In Waves and War…
- Shannon Goertz
- Jun 30
- 4 min read
Could We Be Looking at One of the Biggest Mental Health Breakthroughs of Our Lifetime?
“ I am used to so much suffering. I have endured so much in waves and war. Let the next adventure follow.” —-Odysseus
(the Odyssey)
I rarely tell people to stop what they're doing and watch a documentary.
I'm telling you now.
If you have struggled your entire life with anger, depression, addiction, rage, shame, despair, childhood trauma, sexual abuse, or emotional pain that never seems to leave, I want you to watch the Netflix documentary In Waves and War before you dismiss what I'm about to say.
For years, I have taught that our childhood shapes much of who we become as adults. We carry invisible wounds into our marriages, careers, friendships, and relationships with our children. We often spend decades treating the symptoms while never addressing the wound itself.
This documentary made me stop and think.
Mike Tyson
Most people know Mike Tyson as one of the most feared heavyweight champions in history.

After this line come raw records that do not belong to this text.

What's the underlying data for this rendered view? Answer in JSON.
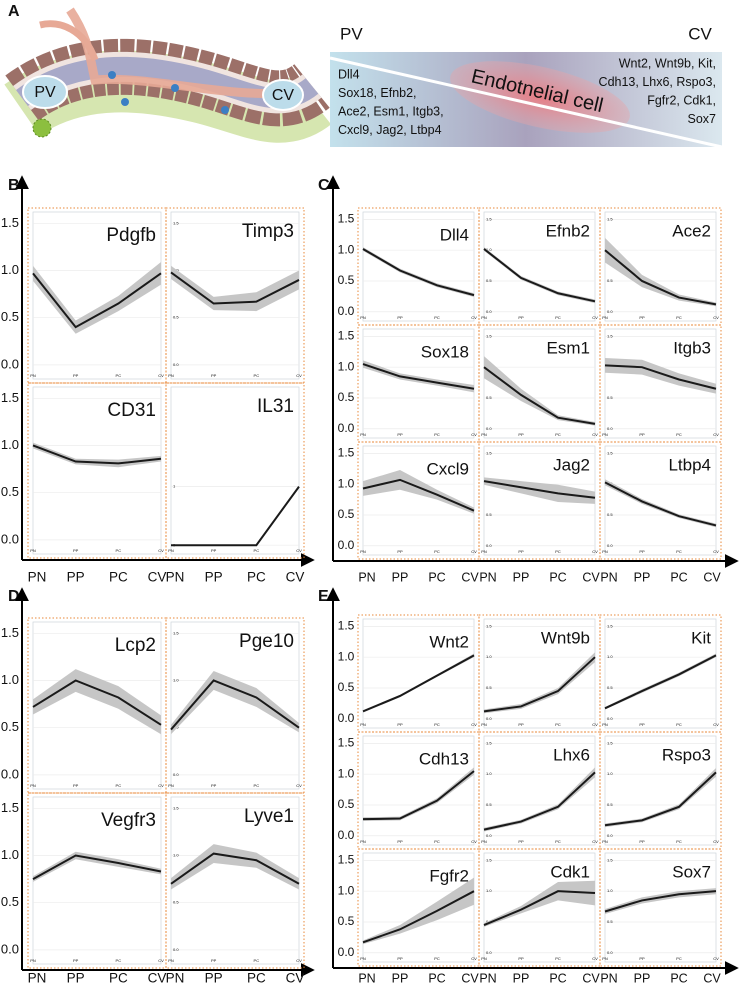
{
  "panel_labels": [
    "A",
    "B",
    "C",
    "D",
    "E"
  ],
  "diagram": {
    "illus_pv": "PV",
    "illus_cv": "CV",
    "left": "PV",
    "right": "CV",
    "center": "Endotnelial cell",
    "pv_genes": [
      "Dll4",
      "Sox18, Efnb2,",
      "Ace2, Esm1, Itgb3,",
      "Cxcl9, Jag2, Ltbp4"
    ],
    "cv_genes": [
      "Wnt2, Wnt9b, Kit,",
      "Cdh13, Lhx6, Rspo3,",
      "Fgfr2, Cdk1,",
      "Sox7"
    ]
  },
  "chart_data": [
    {
      "type": "line",
      "title": "Pdgfb",
      "categories": [
        "PN",
        "PP",
        "PC",
        "CV"
      ],
      "values": [
        0.97,
        0.4,
        0.65,
        0.97
      ],
      "errors": [
        0.08,
        0.07,
        0.08,
        0.12
      ],
      "ylim": [
        -0.15,
        1.62
      ],
      "yticks": [
        {
          "value": 0,
          "label": "0.0"
        },
        0.5,
        {
          "value": 1,
          "label": "1.0"
        },
        {
          "value": 1.5,
          "label": "1.5"
        }
      ],
      "color": "#1a1a1a",
      "band_color": "#c6c6c6",
      "grid": true
    },
    {
      "type": "line",
      "title": "Timp3",
      "categories": [
        "PN",
        "PP",
        "PC",
        "CV"
      ],
      "values": [
        0.98,
        0.65,
        0.67,
        0.9
      ],
      "errors": [
        0.07,
        0.07,
        0.1,
        0.1
      ],
      "ylim": [
        -0.15,
        1.62
      ],
      "yticks": [
        {
          "value": 0,
          "label": "0.0"
        },
        0.5,
        {
          "value": 1,
          "label": "1.0"
        },
        {
          "value": 1.5,
          "label": "1.5"
        }
      ],
      "color": "#1a1a1a",
      "band_color": "#c6c6c6",
      "grid": true
    },
    {
      "type": "line",
      "title": "CD31",
      "categories": [
        "PN",
        "PP",
        "PC",
        "CV"
      ],
      "values": [
        1.0,
        0.83,
        0.81,
        0.86
      ],
      "errors": [
        0.03,
        0.03,
        0.04,
        0.03
      ],
      "ylim": [
        -0.15,
        1.62
      ],
      "yticks": [
        {
          "value": 0,
          "label": "0.0"
        },
        0.5,
        {
          "value": 1,
          "label": "1.0"
        },
        {
          "value": 1.5,
          "label": "1.5"
        }
      ],
      "color": "#1a1a1a",
      "band_color": "#c6c6c6",
      "grid": true
    },
    {
      "type": "line",
      "title": "IL31",
      "categories": [
        "PN",
        "PP",
        "PC",
        "CV"
      ],
      "values": [
        0,
        0,
        0,
        1
      ],
      "errors": [
        0,
        0,
        0,
        0
      ],
      "ylim": [
        -0.15,
        2.7
      ],
      "yticks": [
        0,
        1
      ],
      "color": "#1a1a1a",
      "band_color": "#c6c6c6",
      "grid": true
    },
    {
      "type": "line",
      "title": "Dll4",
      "categories": [
        "PN",
        "PP",
        "PC",
        "CV"
      ],
      "values": [
        1.02,
        0.67,
        0.43,
        0.27
      ],
      "errors": [
        0.03,
        0.03,
        0.03,
        0.03
      ],
      "ylim": [
        -0.15,
        1.62
      ],
      "yticks": [
        {
          "value": 0,
          "label": "0.0"
        },
        0.5,
        {
          "value": 1,
          "label": "1.0"
        },
        {
          "value": 1.5,
          "label": "1.5"
        }
      ],
      "color": "#1a1a1a",
      "band_color": "#c6c6c6",
      "grid": true
    },
    {
      "type": "line",
      "title": "Efnb2",
      "categories": [
        "PN",
        "PP",
        "PC",
        "CV"
      ],
      "values": [
        1.02,
        0.55,
        0.3,
        0.17
      ],
      "errors": [
        0.03,
        0.03,
        0.03,
        0.03
      ],
      "ylim": [
        -0.15,
        1.62
      ],
      "yticks": [
        {
          "value": 0,
          "label": "0.0"
        },
        0.5,
        {
          "value": 1,
          "label": "1.0"
        },
        {
          "value": 1.5,
          "label": "1.5"
        }
      ],
      "color": "#1a1a1a",
      "band_color": "#c6c6c6",
      "grid": true
    },
    {
      "type": "line",
      "title": "Ace2",
      "categories": [
        "PN",
        "PP",
        "PC",
        "CV"
      ],
      "values": [
        1.0,
        0.5,
        0.23,
        0.12
      ],
      "errors": [
        0.2,
        0.1,
        0.05,
        0.03
      ],
      "ylim": [
        -0.15,
        1.62
      ],
      "yticks": [
        {
          "value": 0,
          "label": "0.0"
        },
        0.5,
        {
          "value": 1,
          "label": "1.0"
        },
        {
          "value": 1.5,
          "label": "1.5"
        }
      ],
      "color": "#1a1a1a",
      "band_color": "#c6c6c6",
      "grid": true
    },
    {
      "type": "line",
      "title": "Sox18",
      "categories": [
        "PN",
        "PP",
        "PC",
        "CV"
      ],
      "values": [
        1.05,
        0.85,
        0.75,
        0.65
      ],
      "errors": [
        0.06,
        0.05,
        0.05,
        0.06
      ],
      "ylim": [
        -0.15,
        1.62
      ],
      "yticks": [
        {
          "value": 0,
          "label": "0.0"
        },
        0.5,
        {
          "value": 1,
          "label": "1.0"
        },
        {
          "value": 1.5,
          "label": "1.5"
        }
      ],
      "color": "#1a1a1a",
      "band_color": "#c6c6c6",
      "grid": true
    },
    {
      "type": "line",
      "title": "Esm1",
      "categories": [
        "PN",
        "PP",
        "PC",
        "CV"
      ],
      "values": [
        1.0,
        0.55,
        0.18,
        0.08
      ],
      "errors": [
        0.18,
        0.1,
        0.04,
        0.03
      ],
      "ylim": [
        -0.15,
        1.62
      ],
      "yticks": [
        {
          "value": 0,
          "label": "0.0"
        },
        0.5,
        {
          "value": 1,
          "label": "1.0"
        },
        {
          "value": 1.5,
          "label": "1.5"
        }
      ],
      "color": "#1a1a1a",
      "band_color": "#c6c6c6",
      "grid": true
    },
    {
      "type": "line",
      "title": "Itgb3",
      "categories": [
        "PN",
        "PP",
        "PC",
        "CV"
      ],
      "values": [
        1.03,
        1.0,
        0.8,
        0.65
      ],
      "errors": [
        0.12,
        0.12,
        0.1,
        0.08
      ],
      "ylim": [
        -0.15,
        1.62
      ],
      "yticks": [
        {
          "value": 0,
          "label": "0.0"
        },
        0.5,
        {
          "value": 1,
          "label": "1.0"
        },
        {
          "value": 1.5,
          "label": "1.5"
        }
      ],
      "color": "#1a1a1a",
      "band_color": "#c6c6c6",
      "grid": true
    },
    {
      "type": "line",
      "title": "Cxcl9",
      "categories": [
        "PN",
        "PP",
        "PC",
        "CV"
      ],
      "values": [
        0.93,
        1.07,
        0.83,
        0.57
      ],
      "errors": [
        0.12,
        0.16,
        0.08,
        0.05
      ],
      "ylim": [
        -0.15,
        1.62
      ],
      "yticks": [
        {
          "value": 0,
          "label": "0.0"
        },
        0.5,
        {
          "value": 1,
          "label": "1.0"
        },
        {
          "value": 1.5,
          "label": "1.5"
        }
      ],
      "color": "#1a1a1a",
      "band_color": "#c6c6c6",
      "grid": true
    },
    {
      "type": "line",
      "title": "Jag2",
      "categories": [
        "PN",
        "PP",
        "PC",
        "CV"
      ],
      "values": [
        1.05,
        0.95,
        0.85,
        0.78
      ],
      "errors": [
        0.06,
        0.1,
        0.14,
        0.1
      ],
      "ylim": [
        -0.15,
        1.62
      ],
      "yticks": [
        {
          "value": 0,
          "label": "0.0"
        },
        0.5,
        {
          "value": 1,
          "label": "1.0"
        },
        {
          "value": 1.5,
          "label": "1.5"
        }
      ],
      "color": "#1a1a1a",
      "band_color": "#c6c6c6",
      "grid": true
    },
    {
      "type": "line",
      "title": "Ltbp4",
      "categories": [
        "PN",
        "PP",
        "PC",
        "CV"
      ],
      "values": [
        1.03,
        0.72,
        0.48,
        0.33
      ],
      "errors": [
        0.05,
        0.04,
        0.03,
        0.03
      ],
      "ylim": [
        -0.15,
        1.62
      ],
      "yticks": [
        {
          "value": 0,
          "label": "0.0"
        },
        0.5,
        {
          "value": 1,
          "label": "1.0"
        },
        {
          "value": 1.5,
          "label": "1.5"
        }
      ],
      "color": "#1a1a1a",
      "band_color": "#c6c6c6",
      "grid": true
    },
    {
      "type": "line",
      "title": "Lcp2",
      "categories": [
        "PN",
        "PP",
        "PC",
        "CV"
      ],
      "values": [
        0.72,
        1.0,
        0.82,
        0.53
      ],
      "errors": [
        0.08,
        0.12,
        0.12,
        0.1
      ],
      "ylim": [
        -0.15,
        1.62
      ],
      "yticks": [
        {
          "value": 0,
          "label": "0.0"
        },
        0.5,
        {
          "value": 1,
          "label": "1.0"
        },
        {
          "value": 1.5,
          "label": "1.5"
        }
      ],
      "color": "#1a1a1a",
      "band_color": "#c6c6c6",
      "grid": true
    },
    {
      "type": "line",
      "title": "Pge10",
      "categories": [
        "PN",
        "PP",
        "PC",
        "CV"
      ],
      "values": [
        0.48,
        1.0,
        0.82,
        0.5
      ],
      "errors": [
        0.05,
        0.1,
        0.1,
        0.05
      ],
      "ylim": [
        -0.15,
        1.62
      ],
      "yticks": [
        {
          "value": 0,
          "label": "0.0"
        },
        0.5,
        {
          "value": 1,
          "label": "1.0"
        },
        {
          "value": 1.5,
          "label": "1.5"
        }
      ],
      "color": "#1a1a1a",
      "band_color": "#c6c6c6",
      "grid": true
    },
    {
      "type": "line",
      "title": "Vegfr3",
      "categories": [
        "PN",
        "PP",
        "PC",
        "CV"
      ],
      "values": [
        0.75,
        1.0,
        0.92,
        0.83
      ],
      "errors": [
        0.03,
        0.04,
        0.04,
        0.03
      ],
      "ylim": [
        -0.15,
        1.62
      ],
      "yticks": [
        {
          "value": 0,
          "label": "0.0"
        },
        0.5,
        {
          "value": 1,
          "label": "1.0"
        },
        {
          "value": 1.5,
          "label": "1.5"
        }
      ],
      "color": "#1a1a1a",
      "band_color": "#c6c6c6",
      "grid": true
    },
    {
      "type": "line",
      "title": "Lyve1",
      "categories": [
        "PN",
        "PP",
        "PC",
        "CV"
      ],
      "values": [
        0.7,
        1.02,
        0.95,
        0.7
      ],
      "errors": [
        0.06,
        0.1,
        0.08,
        0.06
      ],
      "ylim": [
        -0.15,
        1.62
      ],
      "yticks": [
        {
          "value": 0,
          "label": "0.0"
        },
        0.5,
        {
          "value": 1,
          "label": "1.0"
        },
        {
          "value": 1.5,
          "label": "1.5"
        }
      ],
      "color": "#1a1a1a",
      "band_color": "#c6c6c6",
      "grid": true
    },
    {
      "type": "line",
      "title": "Wnt2",
      "categories": [
        "PN",
        "PP",
        "PC",
        "CV"
      ],
      "values": [
        0.12,
        0.37,
        0.7,
        1.03
      ],
      "errors": [
        0.02,
        0.02,
        0.02,
        0.03
      ],
      "ylim": [
        -0.15,
        1.62
      ],
      "yticks": [
        {
          "value": 0,
          "label": "0.0"
        },
        0.5,
        {
          "value": 1,
          "label": "1.0"
        },
        {
          "value": 1.5,
          "label": "1.5"
        }
      ],
      "color": "#1a1a1a",
      "band_color": "#c6c6c6",
      "grid": true
    },
    {
      "type": "line",
      "title": "Wnt9b",
      "categories": [
        "PN",
        "PP",
        "PC",
        "CV"
      ],
      "values": [
        0.12,
        0.2,
        0.45,
        1.0
      ],
      "errors": [
        0.03,
        0.04,
        0.05,
        0.08
      ],
      "ylim": [
        -0.15,
        1.62
      ],
      "yticks": [
        {
          "value": 0,
          "label": "0.0"
        },
        0.5,
        {
          "value": 1,
          "label": "1.0"
        },
        {
          "value": 1.5,
          "label": "1.5"
        }
      ],
      "color": "#1a1a1a",
      "band_color": "#c6c6c6",
      "grid": true
    },
    {
      "type": "line",
      "title": "Kit",
      "categories": [
        "PN",
        "PP",
        "PC",
        "CV"
      ],
      "values": [
        0.17,
        0.45,
        0.72,
        1.03
      ],
      "errors": [
        0.02,
        0.03,
        0.03,
        0.03
      ],
      "ylim": [
        -0.15,
        1.62
      ],
      "yticks": [
        {
          "value": 0,
          "label": "0.0"
        },
        0.5,
        {
          "value": 1,
          "label": "1.0"
        },
        {
          "value": 1.5,
          "label": "1.5"
        }
      ],
      "color": "#1a1a1a",
      "band_color": "#c6c6c6",
      "grid": true
    },
    {
      "type": "line",
      "title": "Cdh13",
      "categories": [
        "PN",
        "PP",
        "PC",
        "CV"
      ],
      "values": [
        0.27,
        0.28,
        0.57,
        1.05
      ],
      "errors": [
        0.03,
        0.03,
        0.04,
        0.06
      ],
      "ylim": [
        -0.15,
        1.62
      ],
      "yticks": [
        {
          "value": 0,
          "label": "0.0"
        },
        0.5,
        {
          "value": 1,
          "label": "1.0"
        },
        {
          "value": 1.5,
          "label": "1.5"
        }
      ],
      "color": "#1a1a1a",
      "band_color": "#c6c6c6",
      "grid": true
    },
    {
      "type": "line",
      "title": "Lhx6",
      "categories": [
        "PN",
        "PP",
        "PC",
        "CV"
      ],
      "values": [
        0.1,
        0.23,
        0.47,
        1.03
      ],
      "errors": [
        0.03,
        0.03,
        0.04,
        0.08
      ],
      "ylim": [
        -0.15,
        1.62
      ],
      "yticks": [
        {
          "value": 0,
          "label": "0.0"
        },
        0.5,
        {
          "value": 1,
          "label": "1.0"
        },
        {
          "value": 1.5,
          "label": "1.5"
        }
      ],
      "color": "#1a1a1a",
      "band_color": "#c6c6c6",
      "grid": true
    },
    {
      "type": "line",
      "title": "Rspo3",
      "categories": [
        "PN",
        "PP",
        "PC",
        "CV"
      ],
      "values": [
        0.17,
        0.25,
        0.47,
        1.03
      ],
      "errors": [
        0.03,
        0.03,
        0.04,
        0.07
      ],
      "ylim": [
        -0.15,
        1.62
      ],
      "yticks": [
        {
          "value": 0,
          "label": "0.0"
        },
        0.5,
        {
          "value": 1,
          "label": "1.0"
        },
        {
          "value": 1.5,
          "label": "1.5"
        }
      ],
      "color": "#1a1a1a",
      "band_color": "#c6c6c6",
      "grid": true
    },
    {
      "type": "line",
      "title": "Fgfr2",
      "categories": [
        "PN",
        "PP",
        "PC",
        "CV"
      ],
      "values": [
        0.17,
        0.38,
        0.68,
        1.0
      ],
      "errors": [
        0.03,
        0.07,
        0.15,
        0.22
      ],
      "ylim": [
        -0.15,
        1.62
      ],
      "yticks": [
        {
          "value": 0,
          "label": "0.0"
        },
        0.5,
        {
          "value": 1,
          "label": "1.0"
        },
        {
          "value": 1.5,
          "label": "1.5"
        }
      ],
      "color": "#1a1a1a",
      "band_color": "#c6c6c6",
      "grid": true
    },
    {
      "type": "line",
      "title": "Cdk1",
      "categories": [
        "PN",
        "PP",
        "PC",
        "CV"
      ],
      "values": [
        0.45,
        0.7,
        1.0,
        0.97
      ],
      "errors": [
        0.03,
        0.06,
        0.15,
        0.2
      ],
      "ylim": [
        -0.15,
        1.62
      ],
      "yticks": [
        {
          "value": 0,
          "label": "0.0"
        },
        0.5,
        {
          "value": 1,
          "label": "1.0"
        },
        {
          "value": 1.5,
          "label": "1.5"
        }
      ],
      "color": "#1a1a1a",
      "band_color": "#c6c6c6",
      "grid": true
    },
    {
      "type": "line",
      "title": "Sox7",
      "categories": [
        "PN",
        "PP",
        "PC",
        "CV"
      ],
      "values": [
        0.67,
        0.85,
        0.95,
        1.0
      ],
      "errors": [
        0.04,
        0.05,
        0.05,
        0.05
      ],
      "ylim": [
        -0.15,
        1.62
      ],
      "yticks": [
        {
          "value": 0,
          "label": "0.0"
        },
        0.5,
        {
          "value": 1,
          "label": "1.0"
        },
        {
          "value": 1.5,
          "label": "1.5"
        }
      ],
      "color": "#1a1a1a",
      "band_color": "#c6c6c6",
      "grid": true
    }
  ]
}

But very few people remember the child before the champion.
Before the age of twenty:
He grew up in one of the roughest neighborhoods in Brooklyn.
His father abandoned the family.
He was bullied as a child.
He was repeatedly arrested as a juvenile.
He has publicly discussed being sexually abused as a child.
His mother died when he was sixteen.
Boxing trainer Cus D'Amato eventually became the father figure he had never known.
Then the world watched Mike Tyson become "Iron Mike."
We also watched years of rage, violence, legal troubles, addiction, broken relationships, and public meltdowns. After his highly publicized marriage to Robin Givens ended, many people simply concluded that Tyson was an angry, dangerous man.
That became his identity.
Then something changed.
Several years ago, Tyson began speaking publicly about his experiences with psychedelic therapy, including 5 MeO DMT. He described what many refer to as an "ego death," saying the experience fundamentally changed how he viewed himself, his family, and even death itself. People who followed his career noticed a remarkably different man. Instead of constant rage, they heard compassion. Instead of bravado, they heard humility. Instead of bitterness, they heard a father speaking lovingly about reconnecting with his children.
The Veterans
The Netflix documentary In Waves and War follows former Navy SEALs suffering from severe post traumatic stress disorder, traumatic brain injuries, depression, anxiety, addiction, and broken relationships after years of combat.
Many had tried years of therapy.
Many had tried medication.
Many believed they were beyond help.
The documentary follows their treatment with ibogaine and 5 MeO DMT in medically supervised settings outside the United States.
What struck me was not simply that some of these men reported fewer symptoms.
Their wives described them as different people.
Their marriages improved.
Their children noticed a difference.
Some of the veterans began talking openly about childhood wounds that existed long before they ever went to war.
The battlefield may have intensified their suffering, but it was not always where the suffering began.
Jordan Peterson's Observation
One of the most fascinating comments I have heard came from Dr. Jordan Peterson during his interview with psychedelic researcher Dr. Roland Griffiths of Johns Hopkins University.
Referring to the clinical research, Peterson remarked:
"It is simply unprecedented in psychiatry that a single dose of a medicine produces these kinds of dramatic and enduring results."
Think about that statement.
A psychologist who has spent decades studying depression, trauma, addiction, and personality is describing these findings as unprecedented in psychiatry.
That does not mean psychedelics are a miracle cure.
It does not mean everyone experiences the same results.
It does not mean these treatments are appropriate for everyone.
What it does mean is that some carefully conducted clinical studies have produced improvements that many experienced researchers never expected to see.
What If We Have Been Treating the Wrong Problem?
This is the question I cannot get out of my head.
What if anger is not the disease?
What if addiction is not the disease?
What if depression is not the disease?
What if, for many people, those are symptoms of something much deeper?
What if the real wound is unresolved trauma...
...childhood shame...
...sexual abuse...
...neglect...
...the belief that we are fundamentally unworthy of love?
If that is true, then perhaps healing does not begin by suppressing symptoms.
Perhaps it begins by confronting the wound that created them.
That possibility is exactly why researchers are paying such close attention to these treatments.
My Recommendation
I am not telling anyone to run out and seek psychedelic therapy.
I am telling you to become informed.
Watch In Waves and War.
Listen to Dr. Jordan Peterson's interview with Dr. Roland Griffiths.
Read the research.
If you have spent your entire life battling depression, rage, addiction, unresolved childhood trauma, shame, sorrow, or despair, you owe it to yourself to understand what researchers are discovering.
Whether these therapies ultimately become a standard part of mental health treatment remains to be seen.
And that is something worth paying attention to.